When i saw an ad for The New World before it came out i immediately thought of the scene of Anju’s ripples, the way Pocahontas stands in the water, and only then i remembered Malick’s love for the film

The beauty of nature in Mizoguchi’s masterpiece, alongside Malick’s

Kenji

over 1 year ago

Joks

over 1 year ago

I’m not sure i agree that Thin Red Line to some extent isn’t about ideas on some level. in fact, i’d argue that it’s the only film of Malick’s that establishes a broad dialectic between nature and man. The others, as far as i’m aware, do not.

Paul Maher Jr.

over 1 year ago

the “Malick site” would be my blog, ALL THINGS SHINING I have a lot more surprises coming soon:

http://terrencemalicksdream.blogspot.com/

Jardun

over 1 year ago

@Robaldo listed most of what I was thinking.

noirabl​ue

over 1 year ago

I thought this was about other directors stealing from Malick, because so many do. He’s also one of my all time favorite directors. My husband and I often watch some (far inferior) film and say, “Somebody saw Badlands,” for example. Previous poster who mentioned David Gordon Green was right on the money. His “Undertow” is Malick-lite.
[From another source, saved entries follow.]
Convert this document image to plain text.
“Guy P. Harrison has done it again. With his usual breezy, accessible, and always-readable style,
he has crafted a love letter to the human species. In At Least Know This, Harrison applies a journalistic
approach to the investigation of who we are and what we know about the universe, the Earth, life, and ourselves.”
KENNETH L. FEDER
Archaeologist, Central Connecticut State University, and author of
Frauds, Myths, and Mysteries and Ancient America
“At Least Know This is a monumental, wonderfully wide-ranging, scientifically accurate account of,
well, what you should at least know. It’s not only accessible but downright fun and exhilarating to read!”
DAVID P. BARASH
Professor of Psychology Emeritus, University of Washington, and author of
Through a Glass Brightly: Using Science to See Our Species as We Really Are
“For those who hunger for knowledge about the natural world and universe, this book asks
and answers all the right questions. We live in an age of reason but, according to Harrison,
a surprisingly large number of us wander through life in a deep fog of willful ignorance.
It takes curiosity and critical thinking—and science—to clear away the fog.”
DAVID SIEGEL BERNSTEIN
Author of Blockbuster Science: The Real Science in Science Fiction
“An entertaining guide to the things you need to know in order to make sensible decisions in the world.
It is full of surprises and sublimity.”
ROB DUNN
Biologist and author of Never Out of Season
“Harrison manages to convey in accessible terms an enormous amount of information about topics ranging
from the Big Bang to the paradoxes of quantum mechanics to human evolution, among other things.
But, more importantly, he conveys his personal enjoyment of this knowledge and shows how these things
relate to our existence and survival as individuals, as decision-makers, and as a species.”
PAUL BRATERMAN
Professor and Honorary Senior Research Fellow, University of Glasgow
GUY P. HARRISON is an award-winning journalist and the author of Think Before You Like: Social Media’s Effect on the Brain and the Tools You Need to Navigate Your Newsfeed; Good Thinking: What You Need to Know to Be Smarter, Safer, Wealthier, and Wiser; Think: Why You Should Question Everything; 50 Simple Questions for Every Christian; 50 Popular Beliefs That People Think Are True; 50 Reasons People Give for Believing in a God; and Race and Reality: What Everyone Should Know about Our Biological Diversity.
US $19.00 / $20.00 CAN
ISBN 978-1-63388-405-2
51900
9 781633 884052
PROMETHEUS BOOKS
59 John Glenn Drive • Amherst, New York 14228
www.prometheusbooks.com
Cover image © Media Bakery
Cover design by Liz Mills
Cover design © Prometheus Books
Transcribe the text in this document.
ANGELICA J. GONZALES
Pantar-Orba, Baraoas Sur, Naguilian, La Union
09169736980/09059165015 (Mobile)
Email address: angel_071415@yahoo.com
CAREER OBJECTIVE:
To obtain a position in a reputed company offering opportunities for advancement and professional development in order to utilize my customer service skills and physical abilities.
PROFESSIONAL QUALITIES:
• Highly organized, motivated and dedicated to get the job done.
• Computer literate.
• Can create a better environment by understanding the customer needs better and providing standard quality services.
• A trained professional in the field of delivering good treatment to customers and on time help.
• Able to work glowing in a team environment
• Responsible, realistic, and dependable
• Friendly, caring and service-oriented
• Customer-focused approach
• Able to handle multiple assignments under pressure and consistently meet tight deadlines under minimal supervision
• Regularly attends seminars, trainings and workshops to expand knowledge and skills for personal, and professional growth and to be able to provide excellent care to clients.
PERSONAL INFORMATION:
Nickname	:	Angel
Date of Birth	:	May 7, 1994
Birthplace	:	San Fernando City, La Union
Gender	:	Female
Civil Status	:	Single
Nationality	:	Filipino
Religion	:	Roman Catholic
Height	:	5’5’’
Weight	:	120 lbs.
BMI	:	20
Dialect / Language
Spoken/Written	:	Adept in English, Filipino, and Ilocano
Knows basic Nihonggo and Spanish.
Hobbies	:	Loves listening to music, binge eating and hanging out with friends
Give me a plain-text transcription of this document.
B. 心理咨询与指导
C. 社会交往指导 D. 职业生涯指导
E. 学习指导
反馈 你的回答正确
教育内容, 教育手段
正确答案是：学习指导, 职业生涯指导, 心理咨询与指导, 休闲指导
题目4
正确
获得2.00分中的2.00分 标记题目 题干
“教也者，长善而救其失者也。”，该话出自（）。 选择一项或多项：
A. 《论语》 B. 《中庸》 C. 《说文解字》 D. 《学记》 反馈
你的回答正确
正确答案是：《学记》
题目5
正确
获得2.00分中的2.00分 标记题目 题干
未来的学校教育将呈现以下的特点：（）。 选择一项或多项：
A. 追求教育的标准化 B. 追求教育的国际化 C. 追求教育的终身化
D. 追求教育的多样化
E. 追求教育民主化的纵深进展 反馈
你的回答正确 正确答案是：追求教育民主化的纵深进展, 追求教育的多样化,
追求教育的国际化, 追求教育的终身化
Also look at the “dancing scene” from “Witness”—a complete rip-off of “Badlands.” Malick is sui generis—no point copying him.

rajiv ibrahim

over 1 year ago

the roads of kiarostami
wings of desire
the pear tree
alamar
man of aran
ten canoes

juan jose namnun

over 1 year ago

“cache” looks something as a terrence malick looks both cristian berger and michael hanekke were at the top of their talents.
“boarding gate”also looks like a malick film would look(if he stop been who he is)
but really as premiere said in 1999
sees and sounds like nobody else

John

over 1 year ago

Shunji Iwai’s body of work is probably most similar to Malick, visually. They both exploit natural light to its extremes, and tend to go for brief, evocative shots, with a lush color palette. But subjectively, Malick is interested in American myth, while Iwai makes a lot of films about children and the process of gaining experience and losing innocence. And whoever mentioned Nicolas Roeg, yes, that’s a good choice.

TakaAwe​some

5 months ago

I don’t think anyone’s mentioned Ratcatcher yet. Aspects of that reminded me of Malick.